The previous day, the Central Bank had published the first chapter of its Manual for the Procedures and Operation of the System of Electronic Money which reads in full (courtesy, as with all documents quoted, of Google Translate):

Chapter I 
Principles for the Backing of Electronic Money

Article 1. – the provision of electronic money issued by the Central Bank of Ecuador (BCE) to natural or legal persons, directly or through authorized agents will be in exchange only for: i) dollars of the United States of America, ii) coins issued by the BCE or iii) dollar deposits of the United States of America duly accredited to the BCE. 

Article 2 – the electronic money in circulation is recorded as a liability in an account in the balance sheet of the BCE and shall be supported at one hundred percent (100%) with liquid assets of the BCE. The degree of liquidity of these backing assets should be analogous to the degree of liquidity of the assets of the freely available international reserves (RILD).

Article 3 – it is prohibited for the BCE to deliver electronic money against exchange of any kind of securities issued by public or private entities. 

The plan thus seems to be to provide a mobile payments system operated by the Central Bank. The news reports mention that the system is to be based on software currently in use in Paraguay. According to a 2011 case study by Mobile Money for the Unbanked (a division of GSMA the global mobile network operators’ industry body), Paraguay has two operators, Tigo and Personal, running mobile payments services. Tigo’s “Giros Tigo” works on a local agent shop-based principle with customers paying cash over the counter at one shop which the recipient can collect from a different shop on the basis of an SMS notification. Personal’s “Billetera Personal” operates through no-frills customer accounts provided by two partner banks to provide an electronic wallet which allows users to make money transfers, merchant payments and bill payments. Since Ecuador’s focus seems to be on payments, rather than money transfer, it is probable that it is Personal’s sytem that the Central Bank will base their electronic money system on, although the Bank will presumably have to establish a network of local agents like Tigo’s to handle cash payments.

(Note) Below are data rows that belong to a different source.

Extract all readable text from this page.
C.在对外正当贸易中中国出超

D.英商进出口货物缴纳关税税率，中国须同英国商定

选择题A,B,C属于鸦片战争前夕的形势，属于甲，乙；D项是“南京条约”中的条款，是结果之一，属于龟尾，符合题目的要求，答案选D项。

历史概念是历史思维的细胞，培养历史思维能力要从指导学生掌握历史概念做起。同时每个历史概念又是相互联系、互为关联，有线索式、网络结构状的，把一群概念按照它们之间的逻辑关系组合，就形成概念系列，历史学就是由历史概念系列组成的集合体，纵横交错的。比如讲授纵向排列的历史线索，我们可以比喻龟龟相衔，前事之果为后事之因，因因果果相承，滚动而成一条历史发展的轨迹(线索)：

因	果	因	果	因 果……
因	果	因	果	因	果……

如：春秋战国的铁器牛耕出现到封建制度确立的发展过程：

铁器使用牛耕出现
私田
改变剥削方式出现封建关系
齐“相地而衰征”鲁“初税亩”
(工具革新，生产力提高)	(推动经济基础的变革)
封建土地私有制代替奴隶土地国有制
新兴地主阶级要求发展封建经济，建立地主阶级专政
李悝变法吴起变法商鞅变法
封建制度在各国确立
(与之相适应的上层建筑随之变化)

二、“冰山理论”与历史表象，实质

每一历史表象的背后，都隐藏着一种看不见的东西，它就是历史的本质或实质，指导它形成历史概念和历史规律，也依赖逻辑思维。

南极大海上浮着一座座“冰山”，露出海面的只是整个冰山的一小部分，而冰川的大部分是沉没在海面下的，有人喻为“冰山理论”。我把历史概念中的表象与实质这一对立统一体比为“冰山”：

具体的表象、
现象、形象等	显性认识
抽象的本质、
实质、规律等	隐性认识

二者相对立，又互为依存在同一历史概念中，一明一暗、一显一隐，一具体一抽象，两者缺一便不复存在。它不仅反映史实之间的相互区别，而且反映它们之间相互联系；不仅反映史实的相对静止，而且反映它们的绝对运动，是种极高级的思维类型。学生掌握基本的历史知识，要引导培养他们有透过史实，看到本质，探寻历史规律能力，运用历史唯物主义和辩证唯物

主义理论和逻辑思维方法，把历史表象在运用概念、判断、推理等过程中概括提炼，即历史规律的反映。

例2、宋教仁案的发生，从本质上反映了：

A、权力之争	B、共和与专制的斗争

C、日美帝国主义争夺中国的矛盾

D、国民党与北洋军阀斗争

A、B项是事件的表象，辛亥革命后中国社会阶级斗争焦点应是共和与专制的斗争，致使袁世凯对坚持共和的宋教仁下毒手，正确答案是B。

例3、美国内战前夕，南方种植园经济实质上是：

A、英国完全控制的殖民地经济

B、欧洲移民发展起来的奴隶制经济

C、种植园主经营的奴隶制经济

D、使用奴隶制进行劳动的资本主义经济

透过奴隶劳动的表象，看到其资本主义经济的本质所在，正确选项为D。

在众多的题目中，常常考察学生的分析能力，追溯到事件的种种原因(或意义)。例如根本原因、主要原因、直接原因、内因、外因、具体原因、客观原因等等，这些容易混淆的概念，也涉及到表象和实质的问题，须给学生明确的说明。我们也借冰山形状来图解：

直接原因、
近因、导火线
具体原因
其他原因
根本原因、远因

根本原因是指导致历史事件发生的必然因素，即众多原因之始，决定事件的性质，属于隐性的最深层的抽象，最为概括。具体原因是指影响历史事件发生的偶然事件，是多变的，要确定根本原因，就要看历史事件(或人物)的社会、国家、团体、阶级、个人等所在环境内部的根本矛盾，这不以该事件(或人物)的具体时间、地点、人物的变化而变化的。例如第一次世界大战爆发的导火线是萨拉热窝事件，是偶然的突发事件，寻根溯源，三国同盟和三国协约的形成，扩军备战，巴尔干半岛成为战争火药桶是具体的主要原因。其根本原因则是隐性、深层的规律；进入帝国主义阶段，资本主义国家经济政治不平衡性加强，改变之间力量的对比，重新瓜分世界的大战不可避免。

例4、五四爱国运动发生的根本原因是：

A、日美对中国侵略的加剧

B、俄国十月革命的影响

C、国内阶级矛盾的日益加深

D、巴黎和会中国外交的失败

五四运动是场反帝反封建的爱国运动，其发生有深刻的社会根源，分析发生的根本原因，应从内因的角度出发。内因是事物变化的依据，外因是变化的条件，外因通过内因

The key point about all this, of course, is that since the system is to provide payments services as well as cash transfers, payments recipients must be provided with accounts at the Central Bank. This means central bank accounts for all. The immediate incentive for Ecuador as a dollarised economy is not, as its hostile critics maintain, to allow the government to turn on the printing press and inflate away its debts (since its debts are all in dollars) but to gather in some of the dollar bills currently held by its citizens. Ecuador’s foreign reserves currently stand at $5.5 billion whilst its money supply as measured by M2 is $36 billion. If the Central Bank can reduce the use of cash from its present 21% to nearer the UK’s 3% of payments by issuing electronic currency in exchange for $6.6 billion (18% of $36 billion) in US banknotes currently held by its citizens, then the country’s foreign reserves will more than double.

So the message is, when it comes to providing central bank accounts for all, there is no such word as “can’t”.